A brief introduction to Useful Data Artifacts — and the next generation of data analysis systems
For starters, I’d like to acknowledge Josh Dunn for first using the term “Useful Data Artifacts” in a conversation over lunch at the Boston Seaport a few weeks back. I’d been using the term “Data Artifacts” for some time, but what’s the value of one, if it’s not useful?
What is a Useful Data Artifact?
First and foremost, a Useful Data Artifact is an actual digital thing. It is not an idea, a thought, a realization, or an insight.

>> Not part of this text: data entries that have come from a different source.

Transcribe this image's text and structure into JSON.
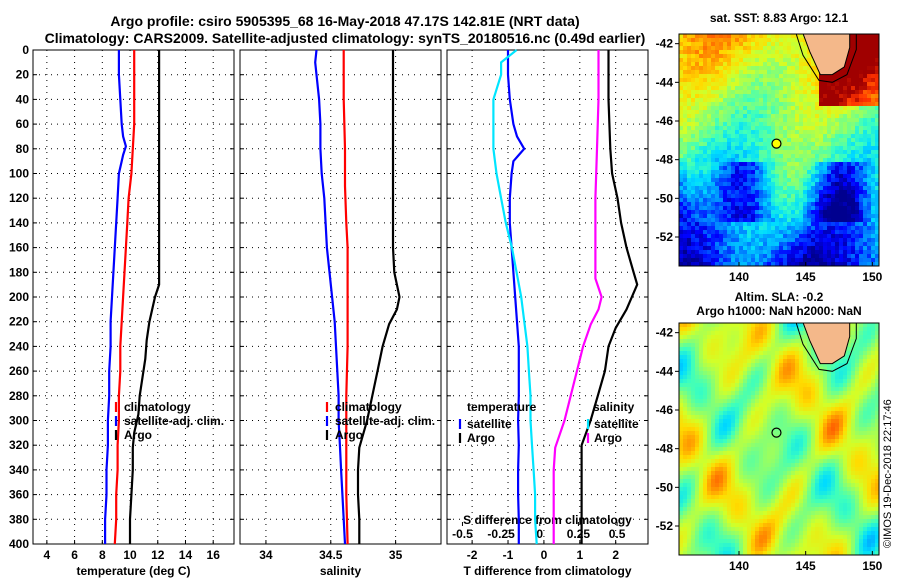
{
  "title_line1": "Argo profile: csiro 5905395_68 16-May-2018 47.17S 142.81E (NRT data)",
  "title_line2": "Climatology: CARS2009. Satellite-adjusted climatology: synTS_20180516.nc (0.49d earlier)",
  "credit": "©IMOS 19-Dec-2018 22:17:46",
  "colors": {
    "climatology": "#ff0000",
    "satellite": "#0000ff",
    "argo": "#000000",
    "t_diff": "#00e5ff",
    "s_diff": "#ff00ff",
    "grid": "#000000"
  },
  "depth_axis": {
    "ylim": [
      0,
      400
    ],
    "ticks": [
      "0",
      "20",
      "40",
      "60",
      "80",
      "100",
      "120",
      "140",
      "160",
      "180",
      "200",
      "220",
      "240",
      "260",
      "280",
      "300",
      "320",
      "340",
      "360",
      "380",
      "400"
    ]
  },
  "chart_data": [
    {
      "type": "line",
      "id": "temperature",
      "xlabel": "temperature (deg C)",
      "xlim": [
        3,
        17.5
      ],
      "xticks": [
        4,
        6,
        8,
        10,
        12,
        14,
        16
      ],
      "xtick_labels": [
        "4",
        "6",
        "8",
        "10",
        "12",
        "14",
        "16"
      ],
      "legend": [
        "climatology",
        "satellite-adj. clim.",
        "Argo"
      ],
      "series": [
        {
          "name": "climatology",
          "color": "#ff0000",
          "points": [
            [
              10.3,
              0
            ],
            [
              10.3,
              30
            ],
            [
              10.3,
              60
            ],
            [
              10.2,
              80
            ],
            [
              10.1,
              100
            ],
            [
              9.9,
              120
            ],
            [
              9.8,
              140
            ],
            [
              9.7,
              160
            ],
            [
              9.6,
              180
            ],
            [
              9.5,
              200
            ],
            [
              9.4,
              220
            ],
            [
              9.3,
              240
            ],
            [
              9.3,
              260
            ],
            [
              9.2,
              280
            ],
            [
              9.2,
              300
            ],
            [
              9.1,
              320
            ],
            [
              9.1,
              340
            ],
            [
              9.0,
              360
            ],
            [
              9.0,
              380
            ],
            [
              8.9,
              400
            ]
          ]
        },
        {
          "name": "satellite",
          "color": "#0000ff",
          "points": [
            [
              9.2,
              0
            ],
            [
              9.2,
              20
            ],
            [
              9.3,
              40
            ],
            [
              9.4,
              60
            ],
            [
              9.5,
              70
            ],
            [
              9.7,
              78
            ],
            [
              9.5,
              85
            ],
            [
              9.4,
              90
            ],
            [
              9.2,
              100
            ],
            [
              9.1,
              120
            ],
            [
              9.0,
              140
            ],
            [
              8.9,
              160
            ],
            [
              8.8,
              180
            ],
            [
              8.7,
              200
            ],
            [
              8.6,
              220
            ],
            [
              8.6,
              240
            ],
            [
              8.5,
              260
            ],
            [
              8.5,
              280
            ],
            [
              8.4,
              300
            ],
            [
              8.4,
              320
            ],
            [
              8.3,
              340
            ],
            [
              8.3,
              360
            ],
            [
              8.2,
              380
            ],
            [
              8.2,
              400
            ]
          ]
        },
        {
          "name": "Argo",
          "color": "#000000",
          "points": [
            [
              12.1,
              0
            ],
            [
              12.1,
              40
            ],
            [
              12.1,
              80
            ],
            [
              12.1,
              120
            ],
            [
              12.1,
              160
            ],
            [
              12.1,
              190
            ],
            [
              11.8,
              200
            ],
            [
              11.6,
              210
            ],
            [
              11.4,
              220
            ],
            [
              11.2,
              235
            ],
            [
              11.1,
              250
            ],
            [
              10.9,
              265
            ],
            [
              10.7,
              280
            ],
            [
              10.6,
              295
            ],
            [
              10.3,
              310
            ],
            [
              10.2,
              322
            ],
            [
              10.2,
              340
            ],
            [
              10.1,
              360
            ],
            [
              10.0,
              380
            ],
            [
              10.0,
              400
            ]
          ]
        }
      ]
    },
    {
      "type": "line",
      "id": "salinity",
      "xlabel": "salinity",
      "xlim": [
        33.8,
        35.35
      ],
      "xticks": [
        34,
        34.5,
        35
      ],
      "xtick_labels": [
        "34",
        "34.5",
        "35"
      ],
      "legend": [
        "climatology",
        "satellite-adj. clim.",
        "Argo"
      ],
      "series": [
        {
          "name": "climatology",
          "color": "#ff0000",
          "points": [
            [
              34.6,
              0
            ],
            [
              34.6,
              40
            ],
            [
              34.61,
              80
            ],
            [
              34.61,
              110
            ],
            [
              34.62,
              140
            ],
            [
              34.63,
              160
            ],
            [
              34.63,
              200
            ],
            [
              34.63,
              240
            ],
            [
              34.62,
              280
            ],
            [
              34.62,
              320
            ],
            [
              34.62,
              360
            ],
            [
              34.63,
              400
            ]
          ]
        },
        {
          "name": "satellite",
          "color": "#0000ff",
          "points": [
            [
              34.39,
              0
            ],
            [
              34.38,
              10
            ],
            [
              34.39,
              20
            ],
            [
              34.41,
              40
            ],
            [
              34.42,
              60
            ],
            [
              34.42,
              80
            ],
            [
              34.43,
              100
            ],
            [
              34.45,
              120
            ],
            [
              34.46,
              140
            ],
            [
              34.47,
              160
            ],
            [
              34.49,
              180
            ],
            [
              34.51,
              200
            ],
            [
              34.53,
              220
            ],
            [
              34.54,
              240
            ],
            [
              34.55,
              260
            ],
            [
              34.56,
              280
            ],
            [
              34.56,
              300
            ],
            [
              34.57,
              320
            ],
            [
              34.58,
              340
            ],
            [
              34.59,
              360
            ],
            [
              34.6,
              380
            ],
            [
              34.61,
              400
            ]
          ]
        },
        {
          "name": "Argo",
          "color": "#000000",
          "points": [
            [
              34.98,
              0
            ],
            [
              34.98,
              40
            ],
            [
              34.98,
              80
            ],
            [
              34.98,
              120
            ],
            [
              34.98,
              160
            ],
            [
              34.99,
              180
            ],
            [
              35.03,
              200
            ],
            [
              35.01,
              210
            ],
            [
              34.95,
              222
            ],
            [
              34.9,
              240
            ],
            [
              34.86,
              260
            ],
            [
              34.82,
              280
            ],
            [
              34.78,
              300
            ],
            [
              34.72,
              322
            ],
            [
              34.71,
              340
            ],
            [
              34.71,
              360
            ],
            [
              34.72,
              380
            ],
            [
              34.72,
              400
            ]
          ]
        }
      ]
    },
    {
      "type": "line",
      "id": "difference",
      "xlabel": "T difference from climatology",
      "xlim": [
        -2.7,
        2.9
      ],
      "xticks": [
        -2,
        -1,
        0,
        1,
        2
      ],
      "xtick_labels": [
        "-2",
        "-1",
        "0",
        "1",
        "2"
      ],
      "x2label": "S difference from climatology",
      "x2ticks": [
        -0.5,
        -0.25,
        0,
        0.25,
        0.5
      ],
      "x2tick_labels": [
        "-0.5",
        "-0.25",
        "0",
        "0.25",
        "0.5"
      ],
      "legend_left_title": "temperature",
      "legend_right_title": "salinity",
      "legend_left": [
        "satellite",
        "Argo"
      ],
      "legend_right": [
        "satellite",
        "Argo"
      ],
      "series": [
        {
          "name": "T satellite",
          "color": "#0000ff",
          "points": [
            [
              -1.0,
              0
            ],
            [
              -1.0,
              20
            ],
            [
              -0.95,
              40
            ],
            [
              -0.85,
              60
            ],
            [
              -0.75,
              70
            ],
            [
              -0.55,
              80
            ],
            [
              -0.7,
              85
            ],
            [
              -0.85,
              90
            ],
            [
              -0.9,
              100
            ],
            [
              -0.95,
              120
            ],
            [
              -0.95,
              140
            ],
            [
              -0.9,
              160
            ],
            [
              -0.85,
              180
            ],
            [
              -0.8,
              200
            ],
            [
              -0.75,
              220
            ],
            [
              -0.7,
              240
            ],
            [
              -0.7,
              260
            ],
            [
              -0.7,
              280
            ],
            [
              -0.72,
              300
            ],
            [
              -0.7,
              320
            ],
            [
              -0.72,
              340
            ],
            [
              -0.72,
              360
            ],
            [
              -0.7,
              380
            ],
            [
              -0.7,
              400
            ]
          ]
        },
        {
          "name": "T Argo",
          "color": "#000000",
          "points": [
            [
              1.8,
              0
            ],
            [
              1.8,
              40
            ],
            [
              1.85,
              80
            ],
            [
              1.9,
              100
            ],
            [
              2.05,
              120
            ],
            [
              2.15,
              140
            ],
            [
              2.3,
              160
            ],
            [
              2.5,
              180
            ],
            [
              2.6,
              190
            ],
            [
              2.3,
              210
            ],
            [
              2.0,
              225
            ],
            [
              1.8,
              240
            ],
            [
              1.7,
              260
            ],
            [
              1.5,
              280
            ],
            [
              1.3,
              300
            ],
            [
              1.05,
              320
            ],
            [
              1.05,
              340
            ],
            [
              1.05,
              360
            ],
            [
              1.05,
              380
            ],
            [
              1.05,
              400
            ]
          ]
        },
        {
          "name": "S satellite",
          "color": "#00e5ff",
          "points": [
            [
              -0.15,
              0
            ],
            [
              -0.25,
              10
            ],
            [
              -0.25,
              20
            ],
            [
              -0.3,
              40
            ],
            [
              -0.3,
              80
            ],
            [
              -0.28,
              100
            ],
            [
              -0.25,
              120
            ],
            [
              -0.22,
              140
            ],
            [
              -0.18,
              160
            ],
            [
              -0.15,
              180
            ],
            [
              -0.12,
              200
            ],
            [
              -0.1,
              220
            ],
            [
              -0.08,
              240
            ],
            [
              -0.07,
              260
            ],
            [
              -0.06,
              280
            ],
            [
              -0.06,
              300
            ],
            [
              -0.05,
              320
            ],
            [
              -0.04,
              340
            ],
            [
              -0.03,
              360
            ],
            [
              -0.03,
              380
            ],
            [
              -0.02,
              400
            ]
          ]
        },
        {
          "name": "S Argo",
          "color": "#ff00ff",
          "points": [
            [
              0.38,
              0
            ],
            [
              0.38,
              40
            ],
            [
              0.37,
              80
            ],
            [
              0.36,
              120
            ],
            [
              0.36,
              160
            ],
            [
              0.36,
              185
            ],
            [
              0.4,
              200
            ],
            [
              0.38,
              210
            ],
            [
              0.33,
              222
            ],
            [
              0.28,
              240
            ],
            [
              0.24,
              260
            ],
            [
              0.2,
              280
            ],
            [
              0.16,
              300
            ],
            [
              0.1,
              322
            ],
            [
              0.09,
              340
            ],
            [
              0.09,
              360
            ],
            [
              0.09,
              380
            ],
            [
              0.09,
              400
            ]
          ]
        }
      ]
    }
  ],
  "maps": [
    {
      "id": "sst",
      "title": "sat. SST: 8.83 Argo: 12.1",
      "title_line2": "",
      "lon_ticks": [
        "140",
        "145",
        "150"
      ],
      "lat_ticks": [
        "-42",
        "-44",
        "-46",
        "-48",
        "-50",
        "-52"
      ],
      "lon_range": [
        135.5,
        150.5
      ],
      "lat_range": [
        -53.5,
        -41.5
      ]
    },
    {
      "id": "sla",
      "title": "Altim. SLA: -0.2",
      "title_line2": "Argo h1000: NaN h2000: NaN",
      "lon_ticks": [
        "140",
        "145",
        "150"
      ],
      "lat_ticks": [
        "-42",
        "-44",
        "-46",
        "-48",
        "-50",
        "-52"
      ],
      "lon_range": [
        135.5,
        150.5
      ],
      "lat_range": [
        -53.5,
        -41.5
      ]
    }
  ],
  "argo_position": {
    "lon": 142.81,
    "lat": -47.17
  }
}
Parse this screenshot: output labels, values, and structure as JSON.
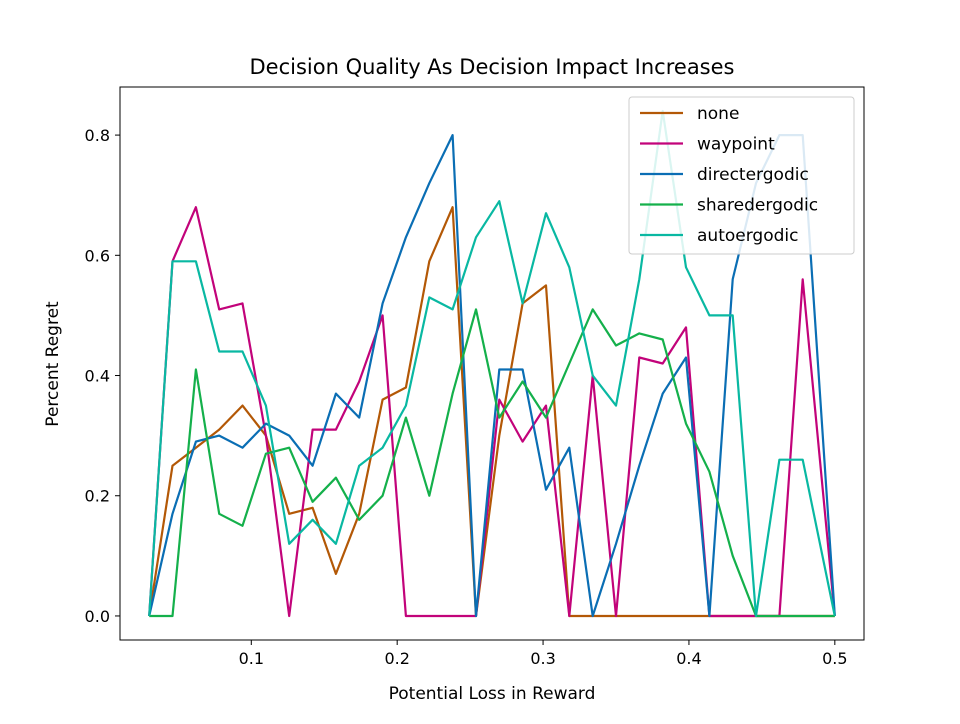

It’s not in your brain — it’s a structured data object, created when you or an algorithm do something with data.
More technically — a Useful Data Artifact is a nonrandom subset or derivative digital product of a data source, created by an intelligent agent (human or software) after performing a function on the data source.
Our industry loves acronyms, so I’m going to use UDATs to refer to Useful Data Artifacts from here on out. It’s fun to say — give it a try.
Why the generation and management of UDATs are critically important right now.
- Because data is expanding at an exponential rate, both in scale and complexity.
- Because people have far more questions of — and needs for — data sources than current processes and systems can handle. There is a significant Last Mile Problem.
- Because the state-of-the-art outputs from data analysis software are visualizations and dashboards, which are highly overrated — specifically because visualizations fail to generate UDATs.
- Because the investment you put into collecting, storing and utilizing data sources is wasted if you don’t have a systematic process for creating recordable, attributable, reproducible and useful outputs from analysis.
- Because you don’t want your organization’s discoveries and trade secrets sequestered in the brains of your employees or scattered about in different places or incompatible digital formats.
Some key properties of UDATs:
- Digitally storable in a structured schema.
- With provenance — i.e. explicitly attributable to the persons and processes that created it.
- FAIR (Findable, Accessible, Interoperable, Reusable).
- Useful! For reporting, making decisions, applying to other data sources or exporting for use in external systems.
You are probably already creating UDATs now, here are some examples:
- Analysis parameters — the arguments and settings by which you configure and run an analysis — i.e., the question or request you asked of the data.
- Cohorts — subsets of entities, otherwise known as clusters or segments.
- Vohorts — subsets of variables, otherwise known as signatures or feature sets.
- Query results — products of structured queries and functions, often producing derivative tables.
- Summaries — results of an analysis on a single cohort, utilizing one or more variables.
- Comparisons — results of analysis comparing cohorts, utilizing one or more variables.
- Similarities — results of finding similarities or differences between entities, e.g. nearest-neighbors.
- Correlations — results of finding similarities or differences between variables.
- Descriptive Models — results of algorithms more complicated than the simple processes described above.
- Projection Models — results of unsupervised analysis which show relationships between known cohorts or identify new cohorts.
- Predictive Models — results of supervised algorithms that can predict values or categories for new entities.
- Systems Models — results of combining cohorts and vohorts with external knowledge bases and ontologies.
How to make software systems and processes produce, manage and utilize UDATs:
- Systematic parameterization and explicit recording of user intent during analysis — i.e. please stop making hyper-interactive dashboards that don’t record anything.
- A robust, universal, open schema for digital storage of the different types of UDATs.
- Provenance — know what, who, when, why and how a UDAT was created.
- Make UDATs FAIR — Findable, Accessible, Interoperable, and Reusable, with important exceptions for keeping trade secrets and sensitive data private.
- Make UDATs shareable — and ideally understandable for humans.
- Make UDATs systematically deployable — i.e. in the case of predictive models.
- Enable utilization of UDATs in subsequent analyses on the same data source, and on different data sources, where applicable.
- Facilitate transfer of UDATs between software systems that would utilize them.
What did I miss?
There’s clearly a lot more to discuss around the definition, utilization, and value of Useful Data Artifacts as the industry evolves.
I should note that at Tag.bio we’ve been producing, storing and utilizing UDATs for some time now — we just never had a good name for them.